Early in 2024, ISRO’s Geosynchronous Satellite Launch Vehicle Mark-2 rocket will carry the mission into low Earth orbit (LEO).

January could see Japan’s historic lunar landing.
There will be two lunar missions launched in the next year.
With the SLIM mission, Japan may be able to perform its maiden soft landing on the moon on January 20.
The goal of SLIM is to make a “unprecedentedly high precision landing.” It is intended to arrive within 100 metres of Shioli, a tiny crater in the lunar equatorial zone, which is its intended landing spot.
Japan would land on the moon fifth after the US, China, Russia, and India if it is successful.

first robotic commercial launch to the lunar surface
On January 8, United Launch Alliance (ULA) and Astrobotic will conduct the “first commercial robotic launch” to the Moon’s surface.
This is a component of NASA’s Artemis programme and CLPS (Commercial Lunar Payload Services) effort.
The almost 6.5-foot-tall Peregrine lunar lander, built by Pittsburgh-based Astrobotic, is scheduled to touch down on the Moon’s surface on February 23. Twenty government and private payloads will be transported by the lander.
The next launch will also be the first time that ULA’s Vulcan Centaur rocket has flown.

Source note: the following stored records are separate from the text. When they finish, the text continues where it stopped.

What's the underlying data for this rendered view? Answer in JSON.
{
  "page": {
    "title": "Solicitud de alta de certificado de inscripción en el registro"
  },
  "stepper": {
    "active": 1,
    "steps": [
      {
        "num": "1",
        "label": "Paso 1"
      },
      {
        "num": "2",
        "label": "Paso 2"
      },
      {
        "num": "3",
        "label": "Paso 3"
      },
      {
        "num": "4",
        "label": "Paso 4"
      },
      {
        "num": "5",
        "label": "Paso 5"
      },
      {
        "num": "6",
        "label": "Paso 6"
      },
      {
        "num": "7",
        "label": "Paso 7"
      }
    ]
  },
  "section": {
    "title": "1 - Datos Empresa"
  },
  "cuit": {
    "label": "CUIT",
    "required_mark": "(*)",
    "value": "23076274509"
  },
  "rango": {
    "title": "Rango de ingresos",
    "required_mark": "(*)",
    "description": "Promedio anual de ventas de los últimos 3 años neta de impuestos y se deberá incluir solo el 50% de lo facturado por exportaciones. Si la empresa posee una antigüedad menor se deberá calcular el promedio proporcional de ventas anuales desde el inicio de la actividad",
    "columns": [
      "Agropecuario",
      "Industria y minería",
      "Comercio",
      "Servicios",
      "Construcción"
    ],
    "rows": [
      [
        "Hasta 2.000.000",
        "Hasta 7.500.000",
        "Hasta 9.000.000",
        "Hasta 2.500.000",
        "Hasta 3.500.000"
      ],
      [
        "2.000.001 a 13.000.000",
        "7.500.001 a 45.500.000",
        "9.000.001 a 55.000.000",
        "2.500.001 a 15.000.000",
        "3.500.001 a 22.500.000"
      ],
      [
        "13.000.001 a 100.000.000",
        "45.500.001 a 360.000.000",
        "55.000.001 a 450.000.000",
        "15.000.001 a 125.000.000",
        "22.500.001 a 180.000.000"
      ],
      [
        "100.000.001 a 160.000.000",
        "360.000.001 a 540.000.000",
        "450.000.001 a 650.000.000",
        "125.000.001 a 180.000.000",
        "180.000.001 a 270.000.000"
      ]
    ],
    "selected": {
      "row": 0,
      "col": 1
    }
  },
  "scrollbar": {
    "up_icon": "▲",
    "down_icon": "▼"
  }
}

First crewed lunar mission in over fifty years is Artemis 2.
The next spacecraft to visit the Moon is NASA’s Artemis 2, which will be the first crewed mission to do so since the end of the Apollo programme in 1972.
Four astronauts will be carried by Artemis 2 on a ten-day lunar orbit before they are brought back to Earth. There will be no moon landing for the mission.
The launch is currently scheduled for November 2024, but if necessary equipment, including spacesuits and oxygen gear, is not ready, it may be postponed until 2025.

Europa Clipper will look at whether Juipter’s moon Europa is habitable.
The goal of NASA’s Europa Clipper mission is to investigate Europa, one of Jupiter’s larger moons.
Under its frozen surface, this Jovian moon is believed to have a sizable salty ocean that might hold more water than all of Earth’s oceans put together.
Researchers want to know if the seas surrounding Europa could harbour extraterrestrial life.
The spacecraft is expected to arrive in the Jupiter system in 2030 after launching on a SpaceX Falcon Heavy rocket in October 2024.